Article

Intravascular tissue reactions induced by various types of bioabsorbable polymeric materials: Correlation between the degradation profiles and corresponding tissue reactions

Division of Interventional Neuroradiology, Department of Radiological Sciences, David Geffen School of Medicine, University of California Los Angeles, Los Angeles, CA 90095-1721, USA.
Neuroradiology (Impact Factor: 2.49). 02/2010; 52(11):1017-24. DOI: 10.1007/s00234-010-0657-x
Source: PubMed

ABSTRACT

Several different bioabsorbable polymeric coil materials are currently used with the goal of improving treatment outcomes of endovascular embolization of intracranial aneurysms. However, little is known about the correlation between polymer degradation profiles and concomitant tissue responses in a blood vessel. The authors describe in vitro degradation characteristics of nine different polymeric materials and their corresponding tissue responses induced in rabbit carotid arteries.
Mass loss and molecular weight loss of nine commercially available bioabsorbable sutures were evaluated in vitro up to16 weeks. The same nine materials, as well as platinum coils, were implanted into blind-end carotid arteries (n = 44) in rabbits, and their tissue reactions were evaluated histologically 14 days after the implantation.
Five of the nine polymers elicited moderate to strong tissue reactions relative to the remaining materials.

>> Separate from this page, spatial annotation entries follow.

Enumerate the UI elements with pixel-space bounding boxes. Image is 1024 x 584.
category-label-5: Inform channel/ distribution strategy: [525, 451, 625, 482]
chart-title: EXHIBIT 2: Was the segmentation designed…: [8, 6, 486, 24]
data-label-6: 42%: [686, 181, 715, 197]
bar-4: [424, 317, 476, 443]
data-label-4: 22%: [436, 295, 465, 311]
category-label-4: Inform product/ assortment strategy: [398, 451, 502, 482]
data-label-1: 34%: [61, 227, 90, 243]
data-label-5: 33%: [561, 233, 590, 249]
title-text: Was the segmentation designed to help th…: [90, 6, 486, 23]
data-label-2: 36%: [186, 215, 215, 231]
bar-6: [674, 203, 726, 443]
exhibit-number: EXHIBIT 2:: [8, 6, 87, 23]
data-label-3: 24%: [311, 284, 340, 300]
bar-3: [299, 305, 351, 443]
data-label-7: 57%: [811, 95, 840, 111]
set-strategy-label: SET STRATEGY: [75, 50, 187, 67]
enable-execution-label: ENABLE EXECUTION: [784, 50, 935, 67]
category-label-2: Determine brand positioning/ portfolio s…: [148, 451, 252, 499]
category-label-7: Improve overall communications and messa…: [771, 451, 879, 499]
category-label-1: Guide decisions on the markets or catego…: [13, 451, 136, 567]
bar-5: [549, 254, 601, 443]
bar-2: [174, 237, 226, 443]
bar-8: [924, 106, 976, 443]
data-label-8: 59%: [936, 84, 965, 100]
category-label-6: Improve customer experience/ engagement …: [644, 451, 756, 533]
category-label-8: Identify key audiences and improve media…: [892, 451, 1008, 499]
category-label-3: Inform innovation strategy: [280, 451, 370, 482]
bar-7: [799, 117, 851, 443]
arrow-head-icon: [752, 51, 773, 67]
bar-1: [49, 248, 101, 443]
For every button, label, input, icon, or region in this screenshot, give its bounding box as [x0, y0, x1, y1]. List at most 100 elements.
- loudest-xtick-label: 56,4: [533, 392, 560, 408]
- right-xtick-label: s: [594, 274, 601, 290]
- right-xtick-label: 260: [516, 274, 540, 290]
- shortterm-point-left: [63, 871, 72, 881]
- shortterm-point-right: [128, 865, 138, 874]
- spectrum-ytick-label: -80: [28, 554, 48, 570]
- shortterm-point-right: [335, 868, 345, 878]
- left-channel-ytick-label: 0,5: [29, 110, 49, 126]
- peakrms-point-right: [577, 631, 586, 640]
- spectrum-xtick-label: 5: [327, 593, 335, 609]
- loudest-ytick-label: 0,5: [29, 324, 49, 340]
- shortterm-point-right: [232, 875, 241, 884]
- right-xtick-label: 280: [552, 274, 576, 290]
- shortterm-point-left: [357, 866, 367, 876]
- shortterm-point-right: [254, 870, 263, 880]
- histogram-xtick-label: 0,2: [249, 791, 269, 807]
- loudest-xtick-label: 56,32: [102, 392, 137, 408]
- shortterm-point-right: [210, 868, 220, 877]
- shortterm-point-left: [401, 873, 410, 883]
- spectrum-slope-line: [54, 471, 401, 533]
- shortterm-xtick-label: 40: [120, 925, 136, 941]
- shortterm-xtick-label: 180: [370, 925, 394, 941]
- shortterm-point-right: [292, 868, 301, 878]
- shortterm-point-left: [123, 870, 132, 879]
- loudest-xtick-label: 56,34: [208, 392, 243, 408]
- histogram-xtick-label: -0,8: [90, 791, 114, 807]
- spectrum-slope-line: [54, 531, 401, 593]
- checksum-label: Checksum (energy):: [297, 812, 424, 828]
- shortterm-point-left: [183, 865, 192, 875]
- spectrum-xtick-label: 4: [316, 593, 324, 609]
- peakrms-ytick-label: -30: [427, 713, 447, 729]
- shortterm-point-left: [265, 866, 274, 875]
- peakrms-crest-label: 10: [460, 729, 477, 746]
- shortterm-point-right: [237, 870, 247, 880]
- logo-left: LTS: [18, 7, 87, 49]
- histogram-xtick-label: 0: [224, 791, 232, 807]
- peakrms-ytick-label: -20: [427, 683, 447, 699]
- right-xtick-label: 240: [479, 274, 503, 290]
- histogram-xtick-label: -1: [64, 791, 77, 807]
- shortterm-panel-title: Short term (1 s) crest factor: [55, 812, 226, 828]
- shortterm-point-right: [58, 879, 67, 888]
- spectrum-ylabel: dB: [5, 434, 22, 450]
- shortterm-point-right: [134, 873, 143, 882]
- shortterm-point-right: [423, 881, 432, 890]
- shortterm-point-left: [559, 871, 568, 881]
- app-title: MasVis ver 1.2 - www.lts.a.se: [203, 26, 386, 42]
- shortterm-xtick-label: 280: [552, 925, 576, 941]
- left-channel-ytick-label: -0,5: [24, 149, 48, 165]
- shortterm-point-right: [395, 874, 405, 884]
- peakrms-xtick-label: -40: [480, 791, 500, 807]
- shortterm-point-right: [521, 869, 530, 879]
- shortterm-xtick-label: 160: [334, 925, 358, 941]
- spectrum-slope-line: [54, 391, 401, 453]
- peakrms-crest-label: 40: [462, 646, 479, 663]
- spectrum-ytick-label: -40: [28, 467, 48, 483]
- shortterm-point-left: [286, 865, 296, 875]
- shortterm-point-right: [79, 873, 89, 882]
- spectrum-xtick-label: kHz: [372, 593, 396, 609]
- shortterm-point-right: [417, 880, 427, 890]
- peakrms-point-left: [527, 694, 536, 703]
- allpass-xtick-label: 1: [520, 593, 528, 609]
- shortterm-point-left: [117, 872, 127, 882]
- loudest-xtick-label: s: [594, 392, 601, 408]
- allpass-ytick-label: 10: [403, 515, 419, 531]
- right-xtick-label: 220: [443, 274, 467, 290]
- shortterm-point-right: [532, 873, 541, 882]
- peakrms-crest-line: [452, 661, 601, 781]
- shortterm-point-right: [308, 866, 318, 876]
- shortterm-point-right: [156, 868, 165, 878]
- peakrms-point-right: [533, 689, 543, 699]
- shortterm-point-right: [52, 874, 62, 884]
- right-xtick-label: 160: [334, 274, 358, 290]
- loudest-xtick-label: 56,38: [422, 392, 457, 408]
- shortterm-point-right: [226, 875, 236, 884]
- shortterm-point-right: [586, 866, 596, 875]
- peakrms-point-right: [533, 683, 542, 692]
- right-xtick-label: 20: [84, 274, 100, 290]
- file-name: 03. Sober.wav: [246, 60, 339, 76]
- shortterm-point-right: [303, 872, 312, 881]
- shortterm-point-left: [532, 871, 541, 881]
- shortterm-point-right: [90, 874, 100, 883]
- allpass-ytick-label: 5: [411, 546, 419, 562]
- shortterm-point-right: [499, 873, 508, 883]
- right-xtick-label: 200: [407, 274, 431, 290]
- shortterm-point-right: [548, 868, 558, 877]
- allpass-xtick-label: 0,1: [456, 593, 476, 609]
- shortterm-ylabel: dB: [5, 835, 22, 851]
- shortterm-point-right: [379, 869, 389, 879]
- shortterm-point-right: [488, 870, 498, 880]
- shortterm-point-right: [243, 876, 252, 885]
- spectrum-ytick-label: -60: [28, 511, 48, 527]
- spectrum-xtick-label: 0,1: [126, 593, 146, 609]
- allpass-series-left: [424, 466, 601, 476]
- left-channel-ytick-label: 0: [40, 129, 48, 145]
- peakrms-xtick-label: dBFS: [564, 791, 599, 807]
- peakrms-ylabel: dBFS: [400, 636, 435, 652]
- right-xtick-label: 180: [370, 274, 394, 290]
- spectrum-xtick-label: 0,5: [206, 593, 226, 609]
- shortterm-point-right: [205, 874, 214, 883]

While polymer mass loss did not correlate with their histologic findings, polymers that showed a faster rate of molecular weight loss had a tendency to present more active tissue reactions such as strong fibrocellular response around the implanted material with a moderate inflammatory cell infiltration. Maxon exhibited the fastest rate of molecular weight loss and poly-l-lactic acid the slowest.
The rate of molecular weight loss may be an important factor that is associated with the degree of bioactivity when bioabsorbable polymers are implanted into blood vessels. For further quantitative analysis, additional experiments utilizing established aneurysm models need to be conducted.